Transportation wasn’t the only concern for families affected by potential changes to existing school boundaries.
Schuyler Boettcher, a fourth grader at Germantown Elementary School, explained her opposition to the plan favored by the superintendent.
“I have been at this school since kindergarten, and so has my best friend,” she told the board. But if the plan that Smith prefers goes into effect, Boettcher will go to a different high school than her friend.
“Every single student that stands with me tonight has friends that they are going to lose. I really, really don’t want you to split my school,” she said.
Boettcher added that she also has a brother who has autism and who has a tough time making friends. She said if the preferred plan goes through, her brother would be separated from his best friend “and he would be alone.”

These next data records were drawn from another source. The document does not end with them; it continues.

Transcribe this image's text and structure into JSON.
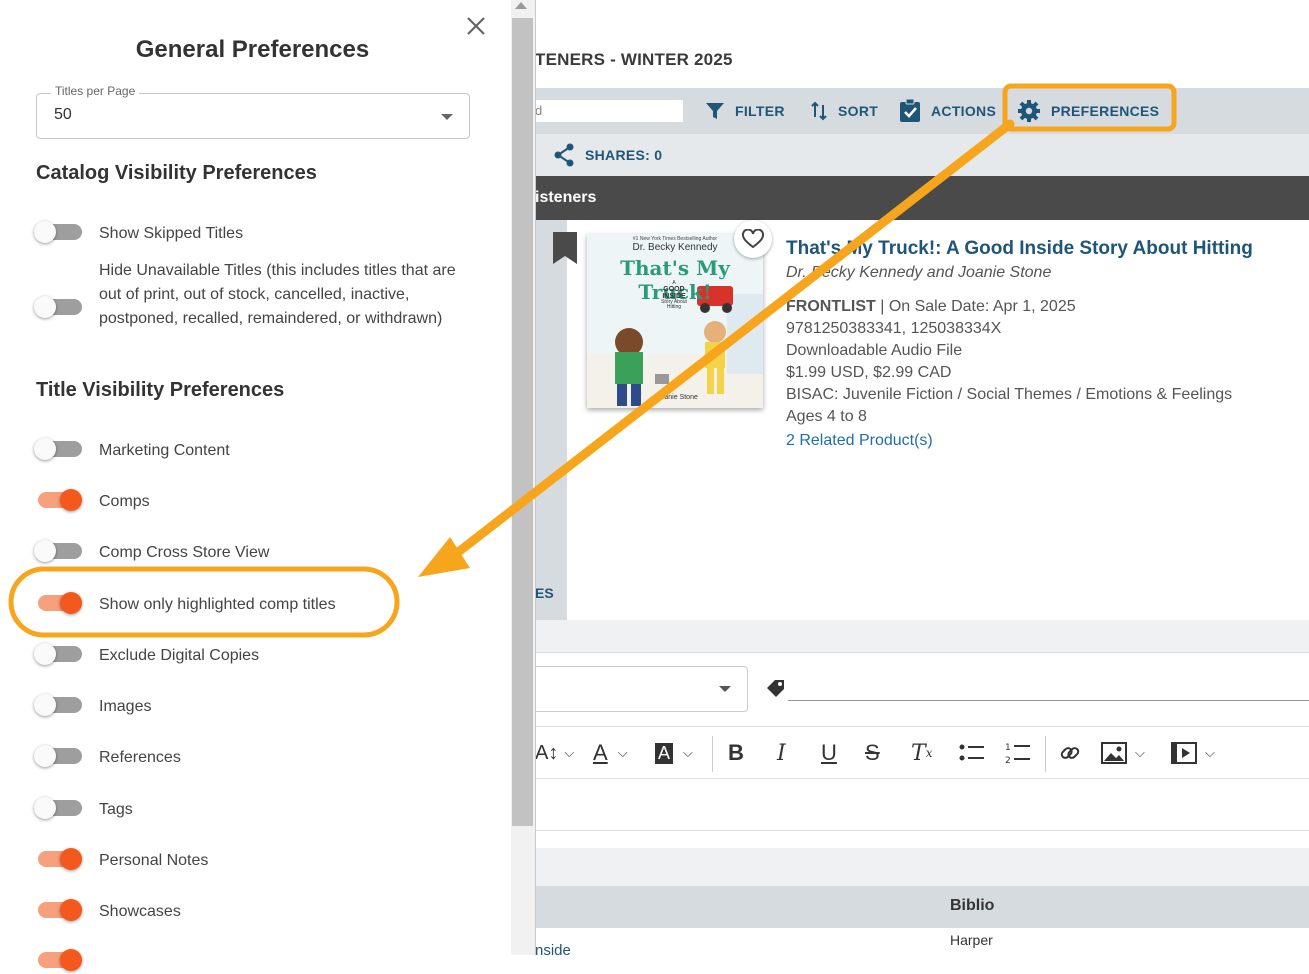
{
  "panel": {
    "title": "General Preferences",
    "titles_per_page": {
      "label": "Titles per Page",
      "value": "50"
    },
    "catalog_section": "Catalog Visibility Preferences",
    "catalog_prefs": [
      {
        "label": "Show Skipped Titles",
        "on": false
      },
      {
        "label": "Hide Unavailable Titles (this includes titles that are out of print, out of stock, cancelled, inactive, postponed, recalled, remaindered, or withdrawn)",
        "on": false
      }
    ],
    "title_section": "Title Visibility Preferences",
    "title_prefs": [
      {
        "label": "Marketing Content",
        "on": false
      },
      {
        "label": "Comps",
        "on": true
      },
      {
        "label": "Comp Cross Store View",
        "on": false
      },
      {
        "label": "Show only highlighted comp titles",
        "on": true
      },
      {
        "label": "Exclude Digital Copies",
        "on": false
      },
      {
        "label": "Images",
        "on": false
      },
      {
        "label": "References",
        "on": false
      },
      {
        "label": "Tags",
        "on": false
      },
      {
        "label": "Personal Notes",
        "on": true
      },
      {
        "label": "Showcases",
        "on": true
      }
    ]
  },
  "catalog": {
    "title": "TENERS - WINTER 2025",
    "search_partial": "d",
    "toolbar": {
      "filter": "FILTER",
      "sort": "SORT",
      "actions": "ACTIONS",
      "preferences": "PREFERENCES"
    },
    "shares": "SHARES: 0",
    "section_bar": "isteners",
    "side_text": "ES"
  },
  "book": {
    "cover": {
      "top_line": "#1 New York Times Bestselling Author",
      "author": "Dr. Becky Kennedy",
      "title": "That's My Truck!",
      "series_a": "A",
      "series_b": "GOOD",
      "series_c": "INSIDE",
      "series_d": "Story About",
      "series_e": "Hitting",
      "illustrator": "Joanie Stone"
    },
    "title": "That's My Truck!: A Good Inside Story About Hitting",
    "authors": "Dr. Becky Kennedy and Joanie Stone",
    "status": "FRONTLIST",
    "on_sale": "| On Sale Date: Apr 1, 2025",
    "isbn": "9781250383341, 125038334X",
    "format": "Downloadable Audio File",
    "price": "$1.99 USD, $2.99 CAD",
    "bisac": "BISAC: Juvenile Fiction / Social Themes / Emotions & Feelings",
    "ages": "Ages 4 to 8",
    "related": "2 Related Product(s)"
  },
  "table": {
    "col_biblio": "Biblio",
    "cell_harper": "Harper",
    "cell_link": "nside"
  },
  "colors": {
    "accent": "#f5581c",
    "annotation": "#f6a51c",
    "brand": "#1f5678"
  },
  "icons": [
    "close-icon",
    "dropdown-arrow-icon",
    "filter-icon",
    "sort-icon",
    "actions-icon",
    "gear-icon",
    "share-icon",
    "bookmark-icon",
    "heart-icon",
    "tag-icon",
    "bold-icon",
    "italic-icon",
    "underline-icon",
    "strikethrough-icon",
    "clear-format-icon",
    "bullet-list-icon",
    "numbered-list-icon",
    "link-icon",
    "image-icon",
    "video-icon"
  ]
}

Seneca Valley High School student Hailey Hill, wearing a pin with the hashtag “Seneca Proud,” told the school board that she supports the plan outlined by Smith.

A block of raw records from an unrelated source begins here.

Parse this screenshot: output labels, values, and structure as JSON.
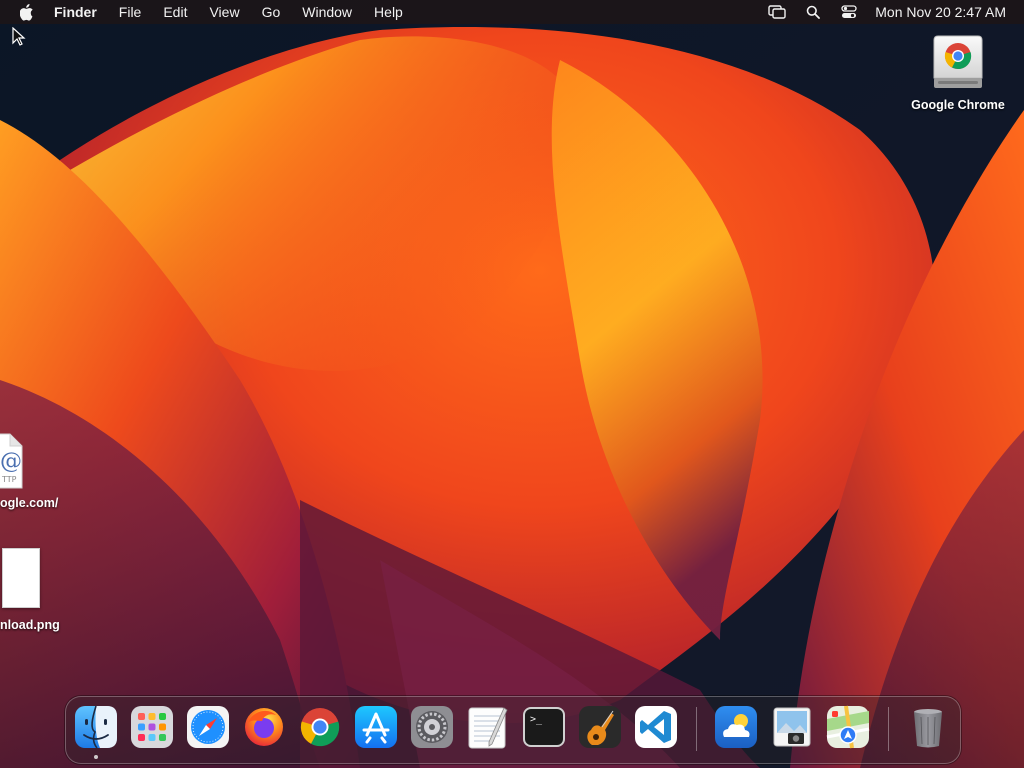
{
  "menubar": {
    "app_name": "Finder",
    "menus": [
      "File",
      "Edit",
      "View",
      "Go",
      "Window",
      "Help"
    ],
    "status_icons": [
      "screen-mirroring-icon",
      "search-icon",
      "control-center-icon"
    ],
    "clock": "Mon Nov 20  2:47 AM"
  },
  "desktop": {
    "icons": [
      {
        "label": "Google Chrome",
        "icon": "disk-image-icon"
      },
      {
        "label": "ogle.com/",
        "icon": "http-location-file-icon"
      },
      {
        "label": "nload.png",
        "icon": "png-file-icon"
      }
    ]
  },
  "dock": {
    "apps": [
      {
        "name": "Finder",
        "icon": "finder-icon",
        "running": true
      },
      {
        "name": "Launchpad",
        "icon": "launchpad-icon",
        "running": false
      },
      {
        "name": "Safari",
        "icon": "safari-icon",
        "running": false
      },
      {
        "name": "Firefox",
        "icon": "firefox-icon",
        "running": false
      },
      {
        "name": "Google Chrome",
        "icon": "chrome-icon",
        "running": false
      },
      {
        "name": "App Store",
        "icon": "app-store-icon",
        "running": false
      },
      {
        "name": "System Settings",
        "icon": "system-settings-icon",
        "running": false
      },
      {
        "name": "TextEdit",
        "icon": "textedit-icon",
        "running": false
      },
      {
        "name": "Terminal",
        "icon": "terminal-icon",
        "running": false
      },
      {
        "name": "GarageBand",
        "icon": "garageband-icon",
        "running": false
      },
      {
        "name": "Visual Studio Code",
        "icon": "vscode-icon",
        "running": false
      },
      {
        "name": "Weather",
        "icon": "weather-icon",
        "running": false
      },
      {
        "name": "Preview",
        "icon": "preview-icon",
        "running": false
      },
      {
        "name": "Maps",
        "icon": "maps-icon",
        "running": false
      },
      {
        "name": "Trash",
        "icon": "trash-icon",
        "running": false
      }
    ]
  },
  "colors": {
    "menubar_bg": "#1c1618",
    "wallpaper_dark": "#0e1a2c",
    "wallpaper_orange": "#f2661c",
    "wallpaper_yellow": "#ffb21a",
    "wallpaper_magenta": "#7a1e4e"
  }
}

One of the stated goals of Smith’s plan is to address demographic imbalances in the schools and reduce the concentration of students who qualify for free and reduced meals.
Under the plan, some students currently assigned to Clarksburg High School would be reassigned to Seneca Valley. The number of students qualifying for free and reduced meals at Clarksburg is 27%, and at Seneca Valley, it’s 39%.
At the conclusion of her remarks, Hill turned to parents and asked, “I know all of you want your kids to go to the best school possible. I understand that, but at what cost and at whose expense?”
Parent Parvati Das testified on behalf of William Gibbs Elementary School’s parent-teacher association. Under Smith’s plan, students from Gibbs would attend Neelsville Middle School.
Citing concerns about conditions at Neelsville, including what she said were leaky roofs and “unhygienic” bathrooms, Das said an alternative plan submitted by parents should be adopted.
The hearing this week did not address the districtwide analysis of school boundaries currently underway by consultants hired by the school board. That analysis is in its first phase, and a public hearing on that topic is scheduled for Monday, Nov. 18.
The final decision on the plan for the upcounty boundary changes will be held Nov. 26.